Laurence O’Brien, of the Institute for Fiscal Studies told the Telegraph: “The cost of public sector pensions is much higher than the OBR expected back in March. Its forecast was around £3bn lower then.
“The sustainability of public sector pensions is uncertain, in a world of high inflation, low growth and falling wages. It has become increasingly expensive as a proportion of GDP.”
Andrew Tully, of the pensions specialist Canada Life, told the Telegraph that ex-Government workers would enjoy two layers of protection from inflation next spring, thanks to the triple lock.
He said: “Millions of retired public servants will receive a double-boost from next April, as runaway inflation will boost both their public sector pension scheme and also the state pension. But the OBR’s numbers show the significant additional cost to the public purse, at a time when the burden of fiscal responsibility should be shouldered by us all.”
The Daily Express successfully campaigned to keep the triple lock on pensions to protect millions of vulnerable pensioners from the soaring cost of living and rampant energy bills
Jeremy Hunt remained committed to the measure which links increases in the state pension every April with the highest of three markers, September’s inflation, wage growth or 2.5pc.
Shadow chancellor Rachel Reeves admitted she is “pleased” about the decisions the Government made on the triple lock and benefits.

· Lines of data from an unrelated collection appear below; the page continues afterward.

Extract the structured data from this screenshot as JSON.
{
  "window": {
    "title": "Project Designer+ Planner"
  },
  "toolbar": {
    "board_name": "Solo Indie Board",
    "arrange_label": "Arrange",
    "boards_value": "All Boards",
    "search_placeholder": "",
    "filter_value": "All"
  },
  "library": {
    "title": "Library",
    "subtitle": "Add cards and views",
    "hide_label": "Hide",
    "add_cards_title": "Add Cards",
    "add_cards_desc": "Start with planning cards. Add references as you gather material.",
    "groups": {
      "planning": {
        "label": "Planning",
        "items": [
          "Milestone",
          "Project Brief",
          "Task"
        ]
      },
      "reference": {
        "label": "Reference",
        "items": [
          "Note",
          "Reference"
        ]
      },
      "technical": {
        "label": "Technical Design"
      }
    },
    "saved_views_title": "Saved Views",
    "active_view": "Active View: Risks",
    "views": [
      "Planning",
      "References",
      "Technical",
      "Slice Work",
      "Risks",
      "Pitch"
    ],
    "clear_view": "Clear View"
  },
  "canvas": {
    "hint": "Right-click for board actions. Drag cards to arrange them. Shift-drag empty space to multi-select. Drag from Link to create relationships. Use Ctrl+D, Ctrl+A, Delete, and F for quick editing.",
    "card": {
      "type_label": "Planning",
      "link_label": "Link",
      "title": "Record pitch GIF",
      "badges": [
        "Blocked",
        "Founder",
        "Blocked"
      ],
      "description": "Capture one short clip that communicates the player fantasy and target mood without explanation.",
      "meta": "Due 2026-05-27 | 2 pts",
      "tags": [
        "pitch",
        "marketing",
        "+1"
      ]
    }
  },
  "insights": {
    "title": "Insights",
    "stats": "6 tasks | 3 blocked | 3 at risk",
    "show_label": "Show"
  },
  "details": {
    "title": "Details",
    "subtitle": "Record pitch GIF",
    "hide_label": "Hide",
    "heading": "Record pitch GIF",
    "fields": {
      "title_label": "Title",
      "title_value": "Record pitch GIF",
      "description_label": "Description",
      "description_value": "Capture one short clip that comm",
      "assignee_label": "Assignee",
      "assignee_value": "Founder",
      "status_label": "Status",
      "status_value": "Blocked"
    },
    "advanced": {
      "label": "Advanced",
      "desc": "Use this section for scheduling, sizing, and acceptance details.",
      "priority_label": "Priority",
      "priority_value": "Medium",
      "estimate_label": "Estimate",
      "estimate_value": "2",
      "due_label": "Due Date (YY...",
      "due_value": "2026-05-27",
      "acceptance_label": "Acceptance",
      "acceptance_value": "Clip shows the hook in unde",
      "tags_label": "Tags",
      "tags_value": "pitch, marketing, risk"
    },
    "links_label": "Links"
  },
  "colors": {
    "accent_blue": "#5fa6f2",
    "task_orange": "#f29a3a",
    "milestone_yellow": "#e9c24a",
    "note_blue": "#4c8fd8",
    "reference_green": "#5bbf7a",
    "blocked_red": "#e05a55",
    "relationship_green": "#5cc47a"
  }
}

Challenged on Sky News about the budget containing many measures Labour should like, Ms Reeves said: “I didn’t feel like that. I’m really worried about what’s going to happen to people’s living standards from April.
She said Labour would not be laying out specific proposals for the economy until the next election, but added: “Even if you have a difficult fiscal inheritance, and we know that a Labour Government will have that due to the choices the Conservatives have made, you can still make different choices and prioritise different things.”

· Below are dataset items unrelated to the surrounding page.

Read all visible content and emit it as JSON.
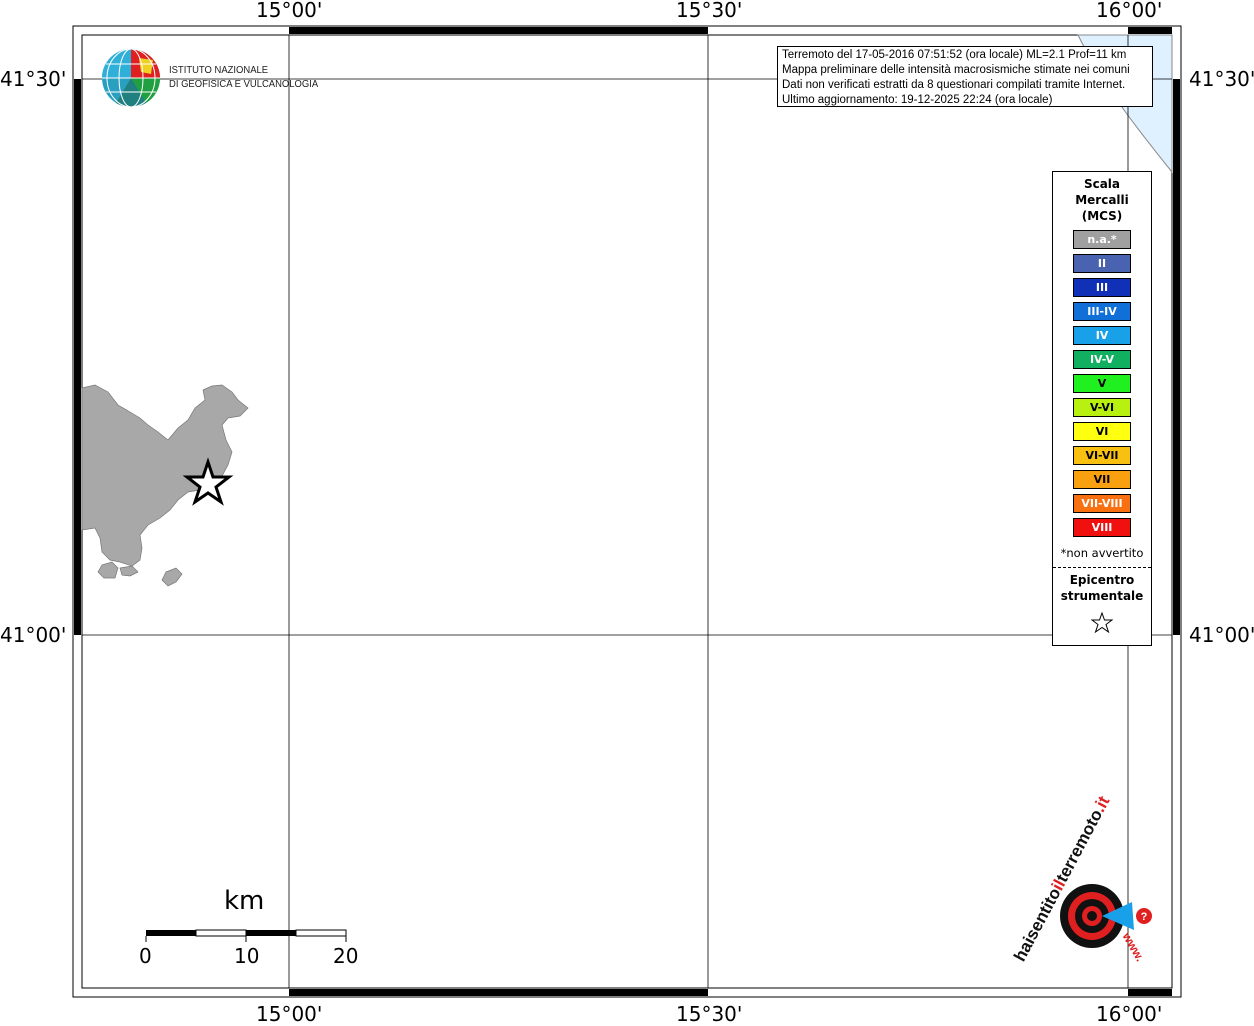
{
  "map": {
    "lon_labels": [
      "15°00'",
      "15°30'",
      "16°00'"
    ],
    "lat_labels": [
      "41°30'",
      "41°00'"
    ],
    "land_color": "#a8a8a8",
    "sea_color": "#dff0ff"
  },
  "logo": {
    "line1": "ISTITUTO NAZIONALE",
    "line2": "DI GEOFISICA E VULCANOLOGIA"
  },
  "info": {
    "line1": "Terremoto del 17-05-2016 07:51:52 (ora locale) ML=2.1 Prof=11 km",
    "line2": "Mappa preliminare delle intensità macrosismiche stimate nei comuni",
    "line3": "Dati non verificati estratti da 8 questionari compilati tramite Internet.",
    "line4": "Ultimo aggiornamento: 19-12-2025 22:24 (ora locale)"
  },
  "legend": {
    "title1": "Scala",
    "title2": "Mercalli",
    "title3": "(MCS)",
    "items": [
      {
        "label": "n.a.*",
        "color": "#a0a0a0"
      },
      {
        "label": "II",
        "color": "#4a63b0"
      },
      {
        "label": "III",
        "color": "#1030b8"
      },
      {
        "label": "III-IV",
        "color": "#1070d8"
      },
      {
        "label": "IV",
        "color": "#18a0e8"
      },
      {
        "label": "IV-V",
        "color": "#10b060"
      },
      {
        "label": "V",
        "color": "#20f020"
      },
      {
        "label": "V-VI",
        "color": "#b8f010"
      },
      {
        "label": "VI",
        "color": "#ffff10"
      },
      {
        "label": "VI-VII",
        "color": "#f8c010"
      },
      {
        "label": "VII",
        "color": "#f8a010"
      },
      {
        "label": "VII-VIII",
        "color": "#f87010"
      },
      {
        "label": "VIII",
        "color": "#f01010"
      }
    ],
    "note": "*non avvertito",
    "epicenter1": "Epicentro",
    "epicenter2": "strumentale"
  },
  "scalebar": {
    "unit": "km",
    "ticks": [
      "0",
      "10",
      "20"
    ]
  },
  "watermark": {
    "text1": "haisentito",
    "text2": "il",
    "text3": "terremoto",
    "text4": ".it",
    "text5": "www."
  }
}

Challenged on whether Labour has few ideas left to spend money on public services that Jeremy Hunt has not already used, Ms Reeves said Labour would have made different tax decisions like VAT on private school fees, getting rid of the non-dom status and going bigger on windfall taxes.
On Mr Hunt protecting the triple lock on pensions, she said: “It is right that the Chancellor increased the pensions and universal credit and disability pensions in line with the cost-of-living crisis.
She added that she is still concerned with energy bills rising next year, but said: “I am pleased that those choices were made because that has caused a huge amount of worry for some of the most vulnerable people in our society.”